Chattels are movable items of personal property that do not form part of the land or buildings. Common examples include appliances, curtains, blinds, removable heaters, and freestanding light fittings. By contrast, fixtures are items physically attached to the property and considered part of the real estate itself – such as built-in cabinetry, wired-in appliances, and permanently attached heating systems.

Under the standard REINZ-ADLS Agreement for Sale and Purchase, chattels must be expressly listed and will be delivered at settlement in reasonable working order, but in all other repects in the same condition they were in on the date the agreement was signed, excluding fair wear and tear. The vendor also warrants that all listed chattels are owned outright and free from security interests. Risk in the chattels remains with the vendor until possession is given, and ownership transfers on settlement when the purchaser pays the purchase price and takes possession.
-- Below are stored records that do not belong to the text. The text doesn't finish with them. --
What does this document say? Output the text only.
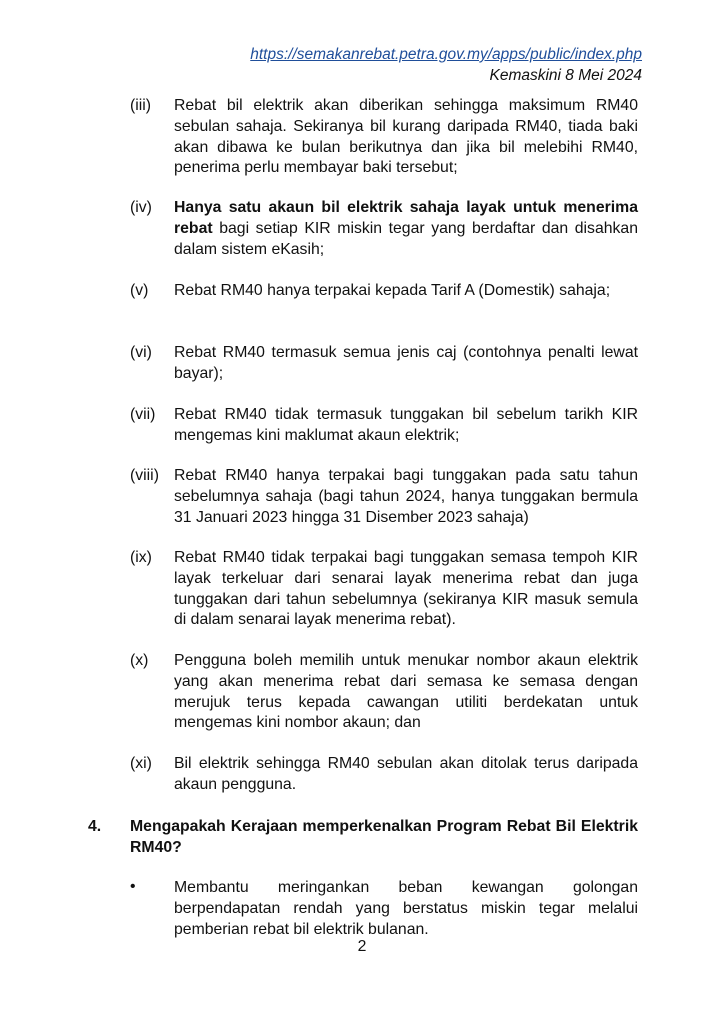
https://semakanrebat.petra.gov.my/apps/public/index.php
Kemaskini 8 Mei 2024
(iii) Rebat bil elektrik akan diberikan sehingga maksimum RM40 sebulan sahaja. Sekiranya bil kurang daripada RM40, tiada baki akan dibawa ke bulan berikutnya dan jika bil melebihi RM40, penerima perlu membayar baki tersebut;
(iv) Hanya satu akaun bil elektrik sahaja layak untuk menerima rebat bagi setiap KIR miskin tegar yang berdaftar dan disahkan dalam sistem eKasih;
(v) Rebat RM40 hanya terpakai kepada Tarif A (Domestik) sahaja;
(vi) Rebat RM40 termasuk semua jenis caj (contohnya penalti lewat bayar);
(vii) Rebat RM40 tidak termasuk tunggakan bil sebelum tarikh KIR mengemas kini maklumat akaun elektrik;
(viii) Rebat RM40 hanya terpakai bagi tunggakan pada satu tahun sebelumnya sahaja (bagi tahun 2024, hanya tunggakan bermula 31 Januari 2023 hingga 31 Disember 2023 sahaja)
(ix) Rebat RM40 tidak terpakai bagi tunggakan semasa tempoh KIR layak terkeluar dari senarai layak menerima rebat dan juga tunggakan dari tahun sebelumnya (sekiranya KIR masuk semula di dalam senarai layak menerima rebat).
(x) Pengguna boleh memilih untuk menukar nombor akaun elektrik yang akan menerima rebat dari semasa ke semasa dengan merujuk terus kepada cawangan utiliti berdekatan untuk mengemas kini nombor akaun; dan
(xi) Bil elektrik sehingga RM40 sebulan akan ditolak terus daripada akaun pengguna.
4. Mengapakah Kerajaan memperkenalkan Program Rebat Bil Elektrik RM40?
• Membantu meringankan beban kewangan golongan berpendapatan rendah yang berstatus miskin tegar melalui pemberian rebat bil elektrik bulanan.
2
Where uncertainty arises is in items that sit “on the line” between a chattel and a fixture. If there is any doubt, the safest approach is to record the item in the chattels schedule of the agreement.

SOME COURT DECISIONS ILLUSTRATE WHY THIS MATTERS:

When items are actually fixtures

The main case in New Zealand is the 1989 decision in Feickert v Perpetual Trustees (HC Wellington CP387/86). Various items – partitions, carpet, light fittings, a directory board, and a bench unit – were listed as chattels. However, the Court held they were fixtures because they were bolted down, integral to the building’s use, or intended to remain for their full economic life. The wording of the agreement could not override their true legal character.

When items remain chattels

In Māori Trustee v Prentice 1992 (HC Whangarei M42/88), a house transported onto leased land was held to be a chattel because the intention was always to keep it removable. Similar issues arise with relocatable or kitset homes placed on piles without service connections, as in ANZ v Haines House Haulage 1993 (HC Auckland CP2083/91).

Modern grey areas

Air-conditioning units, underfloor heating, heat-pumps, security systems, solar panels, EV chargers and other plant or equipment can create uncertainty. Their classification often depends on the degree of physical attachment and the purpose behind installation.

Key takeaway

To avoid disputes, both parties should carefully list all intended chattels, consider the degree of attachment and intended permanence of any item, and seek legal advice if there is the slightest uncertainty. Clear drafting at the outset remains the best protection for both vendors and purchasers.